Старик совсем расстроился. Было видно, что думал он об этом не в первый раз.
— Не прав ты, дед!
— Тебе, может, моя жизнь лучше известна?
— Может, и лучше.
— Ну, так давай рассказывай! — он насмешливо сощурился
— Ты говоришь, что никому за всю жизнь добра не сделал. А я не поверю, что друга никогда советом не поддержал, нуждающемуся руки не протянул.
— А ты поверь! — рассердился старик, и я понял, что не на меня обращен его бессильный запоздалый гнев, а на его собственное прошлое, должно быть, безрадостное и тяжелое. — У меня, может, и друзей никаких не было и никому я не помогал.
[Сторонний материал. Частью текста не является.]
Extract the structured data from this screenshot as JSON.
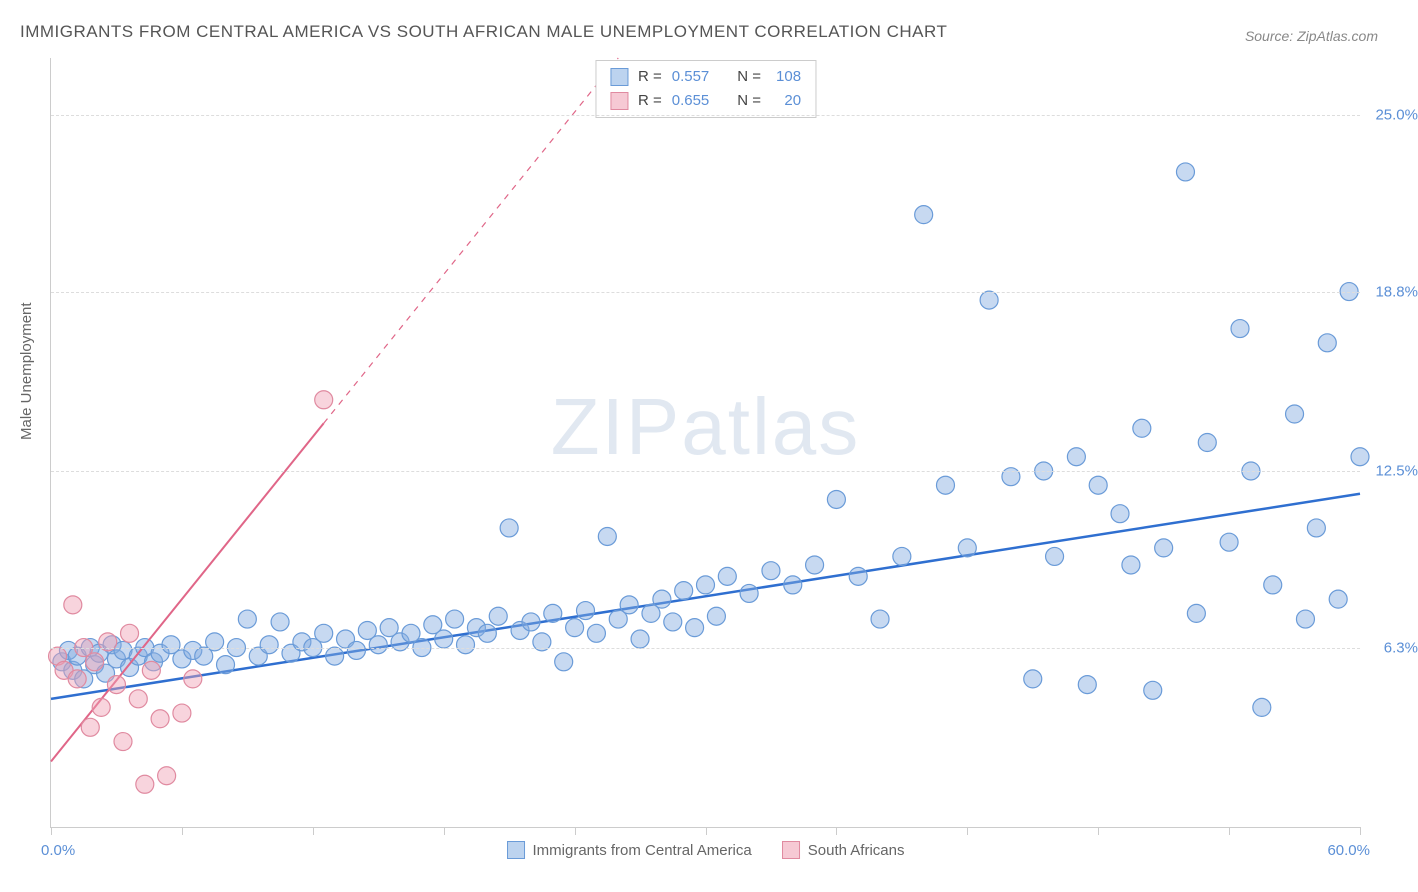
{
  "title": "IMMIGRANTS FROM CENTRAL AMERICA VS SOUTH AFRICAN MALE UNEMPLOYMENT CORRELATION CHART",
  "source": "Source: ZipAtlas.com",
  "ylabel": "Male Unemployment",
  "watermark_a": "ZIP",
  "watermark_b": "atlas",
  "chart": {
    "type": "scatter",
    "xlim": [
      0,
      60
    ],
    "ylim": [
      0,
      27
    ],
    "x_min_label": "0.0%",
    "x_max_label": "60.0%",
    "y_ticks": [
      6.3,
      12.5,
      18.8,
      25.0
    ],
    "y_tick_labels": [
      "6.3%",
      "12.5%",
      "18.8%",
      "25.0%"
    ],
    "x_tick_positions": [
      0,
      6,
      12,
      18,
      24,
      30,
      36,
      42,
      48,
      54,
      60
    ],
    "background_color": "#ffffff",
    "grid_color": "#dddddd",
    "axis_color": "#cccccc",
    "tick_label_color": "#5b8fd6",
    "marker_radius": 9,
    "marker_stroke_width": 1.2,
    "series": [
      {
        "name": "Immigrants from Central America",
        "color_fill": "rgba(130,170,225,0.45)",
        "color_stroke": "#6a9bd8",
        "swatch_fill": "#bcd3ef",
        "swatch_border": "#6a9bd8",
        "r": "0.557",
        "n": "108",
        "trend": {
          "x1": 0,
          "y1": 4.5,
          "x2": 60,
          "y2": 11.7,
          "stroke": "#2f6fd0",
          "width": 2.5,
          "dash": "none"
        },
        "points": [
          [
            0.5,
            5.8
          ],
          [
            0.8,
            6.2
          ],
          [
            1.0,
            5.5
          ],
          [
            1.2,
            6.0
          ],
          [
            1.5,
            5.2
          ],
          [
            1.8,
            6.3
          ],
          [
            2.0,
            5.7
          ],
          [
            2.2,
            6.1
          ],
          [
            2.5,
            5.4
          ],
          [
            2.8,
            6.4
          ],
          [
            3.0,
            5.9
          ],
          [
            3.3,
            6.2
          ],
          [
            3.6,
            5.6
          ],
          [
            4.0,
            6.0
          ],
          [
            4.3,
            6.3
          ],
          [
            4.7,
            5.8
          ],
          [
            5.0,
            6.1
          ],
          [
            5.5,
            6.4
          ],
          [
            6.0,
            5.9
          ],
          [
            6.5,
            6.2
          ],
          [
            7.0,
            6.0
          ],
          [
            7.5,
            6.5
          ],
          [
            8.0,
            5.7
          ],
          [
            8.5,
            6.3
          ],
          [
            9.0,
            7.3
          ],
          [
            9.5,
            6.0
          ],
          [
            10.0,
            6.4
          ],
          [
            10.5,
            7.2
          ],
          [
            11.0,
            6.1
          ],
          [
            11.5,
            6.5
          ],
          [
            12.0,
            6.3
          ],
          [
            12.5,
            6.8
          ],
          [
            13.0,
            6.0
          ],
          [
            13.5,
            6.6
          ],
          [
            14.0,
            6.2
          ],
          [
            14.5,
            6.9
          ],
          [
            15.0,
            6.4
          ],
          [
            15.5,
            7.0
          ],
          [
            16.0,
            6.5
          ],
          [
            16.5,
            6.8
          ],
          [
            17.0,
            6.3
          ],
          [
            17.5,
            7.1
          ],
          [
            18.0,
            6.6
          ],
          [
            18.5,
            7.3
          ],
          [
            19.0,
            6.4
          ],
          [
            19.5,
            7.0
          ],
          [
            20.0,
            6.8
          ],
          [
            20.5,
            7.4
          ],
          [
            21.0,
            10.5
          ],
          [
            21.5,
            6.9
          ],
          [
            22.0,
            7.2
          ],
          [
            22.5,
            6.5
          ],
          [
            23.0,
            7.5
          ],
          [
            23.5,
            5.8
          ],
          [
            24.0,
            7.0
          ],
          [
            24.5,
            7.6
          ],
          [
            25.0,
            6.8
          ],
          [
            25.5,
            10.2
          ],
          [
            26.0,
            7.3
          ],
          [
            26.5,
            7.8
          ],
          [
            27.0,
            6.6
          ],
          [
            27.5,
            7.5
          ],
          [
            28.0,
            8.0
          ],
          [
            28.5,
            7.2
          ],
          [
            29.0,
            8.3
          ],
          [
            29.5,
            7.0
          ],
          [
            30.0,
            8.5
          ],
          [
            30.5,
            7.4
          ],
          [
            31.0,
            8.8
          ],
          [
            32.0,
            8.2
          ],
          [
            33.0,
            9.0
          ],
          [
            34.0,
            8.5
          ],
          [
            35.0,
            9.2
          ],
          [
            36.0,
            11.5
          ],
          [
            37.0,
            8.8
          ],
          [
            38.0,
            7.3
          ],
          [
            39.0,
            9.5
          ],
          [
            40.0,
            21.5
          ],
          [
            41.0,
            12.0
          ],
          [
            42.0,
            9.8
          ],
          [
            43.0,
            18.5
          ],
          [
            44.0,
            12.3
          ],
          [
            45.0,
            5.2
          ],
          [
            45.5,
            12.5
          ],
          [
            46.0,
            9.5
          ],
          [
            47.0,
            13.0
          ],
          [
            47.5,
            5.0
          ],
          [
            48.0,
            12.0
          ],
          [
            49.0,
            11.0
          ],
          [
            49.5,
            9.2
          ],
          [
            50.0,
            14.0
          ],
          [
            50.5,
            4.8
          ],
          [
            51.0,
            9.8
          ],
          [
            52.0,
            23.0
          ],
          [
            52.5,
            7.5
          ],
          [
            53.0,
            13.5
          ],
          [
            54.0,
            10.0
          ],
          [
            54.5,
            17.5
          ],
          [
            55.0,
            12.5
          ],
          [
            55.5,
            4.2
          ],
          [
            56.0,
            8.5
          ],
          [
            57.0,
            14.5
          ],
          [
            57.5,
            7.3
          ],
          [
            58.0,
            10.5
          ],
          [
            58.5,
            17.0
          ],
          [
            59.0,
            8.0
          ],
          [
            59.5,
            18.8
          ],
          [
            60.0,
            13.0
          ]
        ]
      },
      {
        "name": "South Africans",
        "color_fill": "rgba(240,160,180,0.45)",
        "color_stroke": "#e08aa0",
        "swatch_fill": "#f6c9d4",
        "swatch_border": "#e08aa0",
        "r": "0.655",
        "n": "20",
        "trend": {
          "x1": 0,
          "y1": 2.3,
          "x2": 26,
          "y2": 27.0,
          "stroke": "#e06688",
          "width": 2,
          "dash": "solid_then_dash",
          "solid_until_x": 12.5
        },
        "points": [
          [
            0.3,
            6.0
          ],
          [
            0.6,
            5.5
          ],
          [
            1.0,
            7.8
          ],
          [
            1.2,
            5.2
          ],
          [
            1.5,
            6.3
          ],
          [
            1.8,
            3.5
          ],
          [
            2.0,
            5.8
          ],
          [
            2.3,
            4.2
          ],
          [
            2.6,
            6.5
          ],
          [
            3.0,
            5.0
          ],
          [
            3.3,
            3.0
          ],
          [
            3.6,
            6.8
          ],
          [
            4.0,
            4.5
          ],
          [
            4.3,
            1.5
          ],
          [
            4.6,
            5.5
          ],
          [
            5.0,
            3.8
          ],
          [
            5.3,
            1.8
          ],
          [
            6.0,
            4.0
          ],
          [
            6.5,
            5.2
          ],
          [
            12.5,
            15.0
          ]
        ]
      }
    ]
  },
  "top_legend": {
    "rows": [
      {
        "swatch_fill": "#bcd3ef",
        "swatch_border": "#6a9bd8",
        "r_label": "R =",
        "r": "0.557",
        "n_label": "N =",
        "n": "108"
      },
      {
        "swatch_fill": "#f6c9d4",
        "swatch_border": "#e08aa0",
        "r_label": "R =",
        "r": "0.655",
        "n_label": "N =",
        "n": "20"
      }
    ]
  },
  "bottom_legend": {
    "items": [
      {
        "swatch_fill": "#bcd3ef",
        "swatch_border": "#6a9bd8",
        "label": "Immigrants from Central America"
      },
      {
        "swatch_fill": "#f6c9d4",
        "swatch_border": "#e08aa0",
        "label": "South Africans"
      }
    ]
  }
}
— Что ж так? — Я улыбнулся, боясь, что он совсем разобидится.
— А вот так! Я и в деревне-то не жил, а за околицей на самом краю домишко мой притулился.
— И все равно не поверю, чтоб ни разу человек на собрании не выступил, не поспорил ни с кем, чтоб его ни разу не похвалили или не покритиковали.
— И чего ты ко мне пристал? Подумаешь, дело какое. Приходил на собрание, сидел и молчал.
— Так и сидел? И сосед ни разу не сказал: подвинься, мол, я рядом сяду?
— Может, и говорил, да я запамятовал.
— Неужели ты и ребенка не приласкал никогда? — не выдержал, наконец, я и сразу понял, что попал в точку.
Дата Кавтиашвили посмотрел на меня долгим взглядом. Твердо сжатые губы его расползлись в улыбке, которая осветила морщины, глубокие, как шрамы, сердито сомкнутые брови расправились. Все лицо его просветлело, как светлеет небо на рассвете, и в зеленоватых глазах засияла яркость распустившихся по весне почек.
— Отчего же ребенка не приласкать? — смущенно проворчал он.
— А ведь дети добра не забывают.
— Как раз у детей память короткая.
— Не согласен. Ребенок может забыть того, кто его приласкал, но сама ласка — великая сила. Он будет сравнивать ее с холодностью других людей и, следовательно, ты не забыт, не думай.
— Думай не думай!.. Я как тот камень, что валяется где-то со дня сотворения мира. Об него даже никто не споткнулся ни разу. Лежит себе полеживает, а из других камней люди дома строят.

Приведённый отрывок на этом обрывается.